Anal Cancer By James Adams
Signs and Symptoms of Anal Cancer • Some cases of anal cancer cause no symptoms at all. But bleeding occurs in more than half of patients and is usually the first sign of the disease. Often the bleeding is minor. At first, most people assume that hemorrhoids are the cause of their bleeding. Itching can also be a symptom. This is more often a sign of AIN, which should also be treated. Important symptoms of anal cancer include: • Rectal bleeding • Rectal itching • Pain in the anal area • Change in the diameter of stool • Abnormal discharge from the anus • Swollen lymph nodes in the anal or groin areas • There are a number of benign conditions, such as hemorrhoids, fissures, or anal warts that can cause similar symptoms. But if any of the signs or symptoms of anal cancer are present, discuss them with your doctor without delay. Remember, the sooner you receive a correct diagnosis, the sooner you can start treatment, and the more effective your treatment will be.
How is Anal Cancer diagnosed? • Anal cancer is often fairly easy to diagnose because it is in a fairly easy-to-reach area. Although some cases of anal cancer in people at high risk for that disease are diagnosed by screening tests, such as the digital rectal exam and/or anal Pap test, most people are diagnosed after their cancer starts to cause symptoms.
Cures for this cancer? • So far they haven’t found a cure for this cancer but they are trying to find one as we seek.
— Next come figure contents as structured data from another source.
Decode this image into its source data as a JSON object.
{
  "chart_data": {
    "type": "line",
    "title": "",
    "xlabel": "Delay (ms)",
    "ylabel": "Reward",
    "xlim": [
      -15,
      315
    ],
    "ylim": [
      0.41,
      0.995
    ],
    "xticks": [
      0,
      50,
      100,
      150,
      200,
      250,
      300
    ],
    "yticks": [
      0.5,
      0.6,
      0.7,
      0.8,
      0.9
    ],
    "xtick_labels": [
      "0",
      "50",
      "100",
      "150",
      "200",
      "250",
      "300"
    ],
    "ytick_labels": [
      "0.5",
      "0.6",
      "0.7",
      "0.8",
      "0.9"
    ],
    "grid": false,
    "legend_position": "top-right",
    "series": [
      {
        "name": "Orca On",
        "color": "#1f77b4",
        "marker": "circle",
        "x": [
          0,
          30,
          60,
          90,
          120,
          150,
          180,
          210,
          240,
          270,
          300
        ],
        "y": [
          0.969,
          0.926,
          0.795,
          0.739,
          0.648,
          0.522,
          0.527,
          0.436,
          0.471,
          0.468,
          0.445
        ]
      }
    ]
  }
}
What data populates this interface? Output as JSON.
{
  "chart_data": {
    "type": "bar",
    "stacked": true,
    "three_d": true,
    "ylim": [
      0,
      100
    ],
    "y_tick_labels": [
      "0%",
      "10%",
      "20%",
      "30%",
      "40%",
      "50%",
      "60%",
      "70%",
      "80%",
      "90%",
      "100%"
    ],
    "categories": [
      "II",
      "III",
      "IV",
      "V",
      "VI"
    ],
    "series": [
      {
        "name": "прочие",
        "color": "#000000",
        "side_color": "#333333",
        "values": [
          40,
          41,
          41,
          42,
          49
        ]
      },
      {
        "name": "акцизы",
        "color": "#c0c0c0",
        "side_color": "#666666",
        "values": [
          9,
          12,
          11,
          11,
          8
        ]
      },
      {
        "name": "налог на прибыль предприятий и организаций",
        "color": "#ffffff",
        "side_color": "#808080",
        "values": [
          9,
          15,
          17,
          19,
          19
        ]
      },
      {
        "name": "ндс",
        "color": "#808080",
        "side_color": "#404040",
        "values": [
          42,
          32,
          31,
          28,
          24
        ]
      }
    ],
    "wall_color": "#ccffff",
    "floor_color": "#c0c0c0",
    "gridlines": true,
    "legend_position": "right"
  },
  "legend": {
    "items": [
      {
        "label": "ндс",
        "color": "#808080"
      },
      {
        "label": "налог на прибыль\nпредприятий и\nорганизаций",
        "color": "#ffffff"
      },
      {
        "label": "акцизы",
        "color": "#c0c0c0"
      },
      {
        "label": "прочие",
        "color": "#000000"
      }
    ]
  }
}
How you can prevent getting this cancer • The best way you can protect yourself from anal cancer is to be aware of what makes you more likely to get it. These are called your risk factors. You can’t affect some risk factors, but others you can do something about. Knowing more about the risk factors for anal cancer can help you make healthy choices to help you avoid it. • If you find that you are at risk for anal cancer, there’s a lot you can do. Making healthy changes in your life can control some risks. Here are some ways to reduce your risk of getting anal cancer. • Avoid human papillomavirus (HPV) infection. The best way to reduce your risk of anal cancer is to avoid HPV infection. Not having anal sex is the best way to prevent HPV infection. Condoms can prevent you from getting or giving HIV to your sexual partner, but they do not totally protect against HPV. That’s because this virus can be spread by skin contact from areas that are not covered by the condom. Plus, HPV can be present for years without causing symptoms. • Stop smoking. If you stop smoking, you lower your risk for anal cancer and many other types of cancer. • You can also take steps to try to catch anal cancer in its early stages, when it is easiest to treat. Find out how you can be screened for anal cancer and how to recognize its symptoms.